Contextual Intent Tracking for Personal Assistants
3 dicembre 2018 dalle 15:30 alle 16:30.
Sala del Consiglio, 8° piano - Via Celoria, 18
Relatore: Rui Zhang
Referente: Maria Luisa Damiani
A new paradigm of recommendation is emerging in intelligent personal assistants such as Apple's Siri, Google Now, and Microsoft Cortana, which recommends "the right information at the right time" and proactively helps you "get things done". This type of recommendation requires precisely tracking users' contemporaneous intent, i.e., what type of information (e.g., weather, stock prices) users currently intend to know, and what tasks (e.g., playing music, getting taxis) they intend to do. Users' intent is closely related to context, which includes both external environments such as time and location, and users' internal activities that can be sensed by personal assistants. The relationship between context and intent exhibits complicated co-occurring and sequential correlation, and contextual signals are also heterogeneous and sparse, which makes modeling the context-intent relationship a challenging task. To solve the intent tracking problem, we propose the Kalman filter regularized PARAFAC2 (KP2) nowcasting model, which compactly represents the structure and co-movement of context and intent. The KP2 model utilizes collaborative capabilities among users, and learns for each user a personalized dynamic system that enables efficient nowcasting of users' intent. Extensive experiments using real-world data sets from a commercial personal assistant show that the KP2 model significantly outperforms various methods, and provides inspiring implications for deploying large-scale proactive recommendation systems in personal assistants.

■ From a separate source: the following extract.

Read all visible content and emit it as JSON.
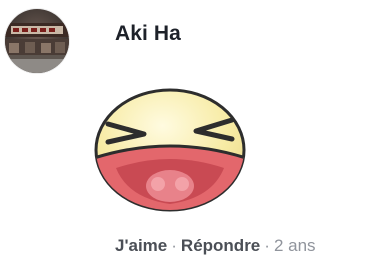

Rui Zhang is a Professor and leader of the Big Data and Knowledge Research Theme at the School of Computing and Information Systems of the University of Melbourne. His research interests are databases, data mining and AI. He has authored more than 100 publications in prestigious conferences and journals. He has been awarded the Future Fellowship by the Australian Research Council in 2012, Chris Wallace Award in 2015 and Google Faculty Research Award in 2017. His inventions have been adopted by major IT companies such as AT&T and Microsoft. He has been a visiting scholar in AT&T Labs-Research and Microsoft Research. He obtained his Bachelor's degree from Tsinghua University in 2001 and PhD from National University of Singapore in 2006. He regularly serves as PC members of top conferences in big data areas such as SIGMOD, VLDB, KDD, WWW Conference and ICDE.